Un himno al progreso, a la civilización, al trabajo, se formulaba espontáneo en las exaltadas imaginaciones de los excursionistas escolares, manifestándose en las exclamaciones de admiración en que prorrumpían a cada paso, con notas argentinas moduladas por sus frescas e infantiles gargantas.

Necesario fué retenerlas en la realidad una segunda vez.
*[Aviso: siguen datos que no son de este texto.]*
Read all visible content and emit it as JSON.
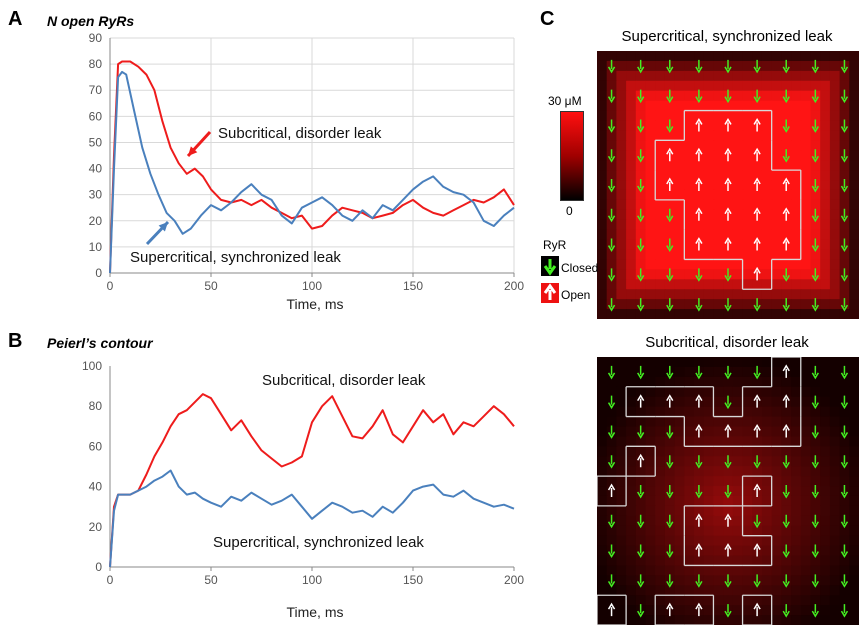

Un incidente dió la ocasión: varios niños y niñas, molestados por el calor y el olor desagradable de materiales e ingredientes, no quisieron entrar en el último departamento visitado, y esto dió ocasión a una consideración final.

Las obreras y obreros que trabajan en esas fábricas han empezado su aprendizaje siendo niños, muchos antes de haber consolidado y fortalecido su organismo y antes de haber completado su educación e instrucción; también les molestaría el calor y el hedor de los materiales; pero sobre la molestia se imponía la necesidad, y ahí han de estar hasta que mueran, triste final que ocurre siempre antes de la época generalmente fijada por las condiciones esenciales del organismo humano.

Cierto es y admirable que la ciencia y la industria unidas, han realizado maravillas como las que se efectúan por medio de esas máquinas; mas desgraciadamente ha de oponérseles un pero terrible: sus beneficios no se distribuyen equitativamente; a la vista está: esos obreros que han de soportar continuamente esas condiciones para algunos niños insoportables, que pasan muchas penalidades y que acaban por lo general de muerte prematura, disfrutan de un esquilmado jornal; en tanto que los dueños legales de las máquinas, de los productos y de las utilidades, cuando el negocio no fracasa, se enriquecen y gozan ellos y los suyos de las ventajas consiguientes, lo que indica que para que la justicia social se eleve siquiera a la altura del adelanto científico industrial, hemos de trabajar cuantos tengamos empeño en elevar la especie humana a la altura de la dignidad y de la positiva felicidad.

Tales fueron las consideraciones sumariamente expuestas, que impresionaron a nuestros alumnos en esta agradable excursión, que constituyó uno de los varios complementos instructivos usados en esta escuela.